Понятное дело, что за это время Злючка не стала менее напряжной. Понятное дело, что с ней, вроде как, нельзя по-простому, как мне привычно и удобно. Все мои выводы по ней – в силе по-прежнему.
Но даже такие тормозящие факторы не отменяют одного момента.
Я ее хочу.
Тупо хочу.
Вот такую.
Злючку, нахалку, праведницу и острую на язык зеленоглазую заразу. Хочу ее губы пухлые, ямочки на щеках и запах свежести от волос. Всю хочу. Хотя бы разок.
Плевать, что дальше.
Один раз живем.
Какого хера я должен себя ограничивать?
Примерно с таким настроем я на следующее утро плетусь в школу в свой обеденный перерыв.
По всем прикидкам, уроки должны уже закончиться, кажется, шестой как раз на половину первого приходится… Ну, если и нет, то похер. Подожду.
Утренний пистон от полкана я уже получил, прочувствовал и вдохновился, а потому, даже если и опоздаю с обеда, плевать. Парни прикроют.
Я им в красках рассказал про свой вчерашний забег с племяшкой, они, в основном женатые и имеющие своих мелких мучителей мужики, меня прекрасно поняли и поддержали. Все же нормальные люди у нас в отделе, хорошие. Если срочный будет выезд, то звякнут, я подскочу.
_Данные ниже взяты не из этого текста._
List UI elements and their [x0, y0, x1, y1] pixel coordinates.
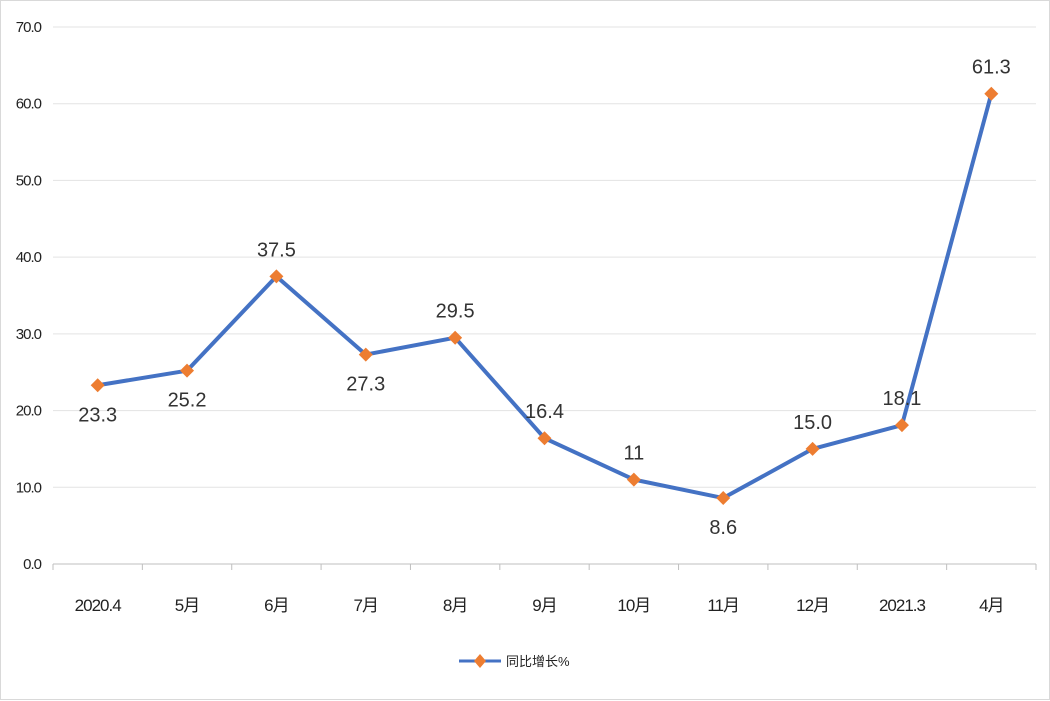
x-tick-label: 5月 — [175, 596, 199, 615]
data-point-marker — [984, 86, 999, 101]
data-point-marker — [358, 347, 373, 362]
data-point-marker — [448, 330, 463, 345]
y-tick-label: 50.0 — [16, 172, 42, 189]
x-tick-label: 10月 — [617, 596, 650, 615]
x-tick-label: 2021.3 — [879, 596, 926, 615]
data-point-marker — [180, 363, 195, 378]
data-label: 15.0 — [793, 412, 832, 434]
y-tick-label: 70.0 — [16, 19, 42, 36]
data-labels: 23.3 25.2 37.5 27.3 29.5 16.4 11 8.6 15.0 18.1 61.… — [78, 57, 1011, 539]
y-axis: 0.0 10.0 20.0 30.0 40.0 50.0 60.0 70.0 — [16, 19, 43, 573]
data-label: 61.3 — [972, 57, 1011, 79]
y-tick-label: 10.0 — [16, 479, 42, 496]
x-tick-label: 7月 — [354, 596, 378, 615]
x-tick-label: 9月 — [532, 596, 556, 615]
y-tick-label: 60.0 — [16, 96, 42, 113]
data-label: 29.5 — [436, 301, 475, 323]
data-label: 25.2 — [168, 390, 207, 412]
x-tick-label: 8月 — [443, 596, 467, 615]
series-line — [90, 86, 999, 506]
legend-marker-swatch — [474, 654, 486, 668]
data-label: 16.4 — [525, 401, 564, 423]
data-point-marker — [537, 431, 552, 446]
data-point-marker — [626, 472, 641, 487]
data-label: 27.3 — [346, 374, 385, 396]
legend: 同比增长% — [459, 654, 570, 669]
gridlines — [53, 26, 1036, 565]
legend-series-name: 同比增长% — [506, 654, 570, 669]
data-label: 18.1 — [882, 388, 921, 410]
data-point-marker — [90, 378, 105, 393]
data-label: 23.3 — [78, 404, 117, 426]
x-tick-label: 4月 — [979, 596, 1003, 615]
y-tick-label: 0.0 — [23, 556, 42, 573]
y-tick-label: 40.0 — [16, 249, 42, 266]
data-label: 8.6 — [709, 517, 737, 539]
x-tick-label: 11月 — [707, 596, 739, 615]
y-tick-label: 20.0 — [16, 403, 42, 420]
x-tick-label: 6月 — [264, 596, 288, 615]
data-point-marker — [716, 491, 731, 506]
x-tick-label: 12月 — [796, 596, 829, 615]
data-point-marker — [269, 269, 284, 284]
data-point-marker — [894, 418, 909, 433]
x-axis: 2020.4 5月 6月 7月 8月 9月 10月 11月 12月 2021.3 4月 — [52, 564, 1037, 615]
data-label: 37.5 — [257, 239, 296, 261]
data-point-marker — [805, 441, 820, 456]
y-tick-label: 30.0 — [16, 326, 42, 343]
data-label: 11 — [623, 443, 644, 465]
x-tick-label: 2020.4 — [75, 596, 122, 615]
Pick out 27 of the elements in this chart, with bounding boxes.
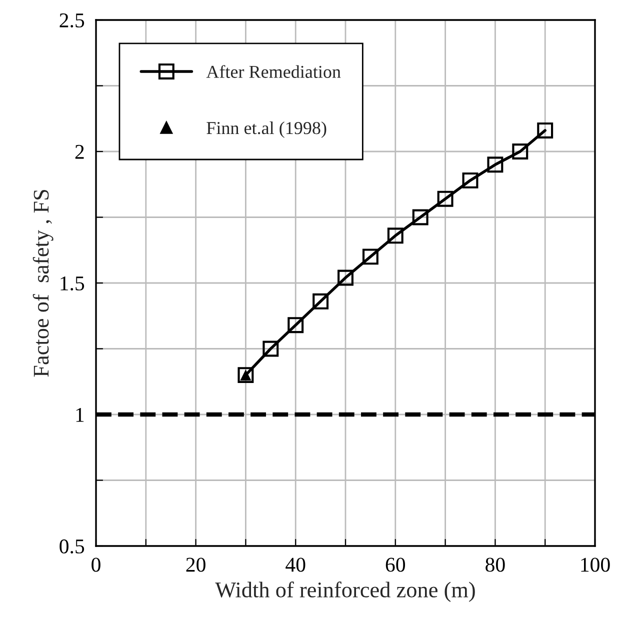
x-tick-label: 40: [286, 558, 306, 572]
legend-label: After Remediation: [206, 65, 341, 78]
x-axis-title: Width of reinforced zone (m): [215, 582, 475, 602]
x-tick-label: 80: [486, 558, 505, 572]
y-tick-label: 0.5: [60, 539, 84, 554]
point: [412, 209, 428, 226]
point: [312, 293, 329, 310]
x-tick-label: 100: [581, 558, 610, 572]
point: [437, 190, 454, 207]
point: [338, 270, 354, 286]
y-tick-label: 1.5: [60, 276, 84, 291]
point: [462, 172, 478, 188]
point: [362, 248, 378, 265]
y-axis-title: Factoe of safety , FS: [32, 190, 54, 377]
point: [387, 228, 404, 244]
x-tick-label: 60: [386, 558, 406, 572]
y-tick-label: 1: [76, 408, 84, 422]
point: [262, 340, 279, 357]
point: [487, 156, 504, 173]
legend-label: Finn et.al (1998): [206, 121, 326, 138]
y-tick-label: 2.5: [60, 13, 84, 28]
point: [537, 122, 554, 138]
point: [512, 144, 528, 160]
x-tick-label: 0: [92, 558, 100, 572]
x-tick-label: 20: [186, 558, 206, 572]
point: [288, 317, 304, 334]
y-tick-label: 2: [75, 144, 84, 159]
А так, по бумажкам, заявителям и левой зачесавшейся полканьей пятке – отвоюют.
Проставлюсь потом, и все.
В школе тишина.
Правда, что ли, удачно попал?
Свечу корочками вахтеру, тот аккуратно записывает меня в журнал посещений, въедливо сверяет фотку на ксиве с моей физиономией.
Потом подсказывает, как найти Веру Валентиновну.
Иду по пустым коридорам, с удовольствием вдыхаю специфический запах школы. Он везде одинаковый и не изменился со времен, когда я был учеником. Так, наверно, пахнут знания.
Стучусь в кабинет, тут же дергаю ручку.
И встречаю четыре удивленных взгляда.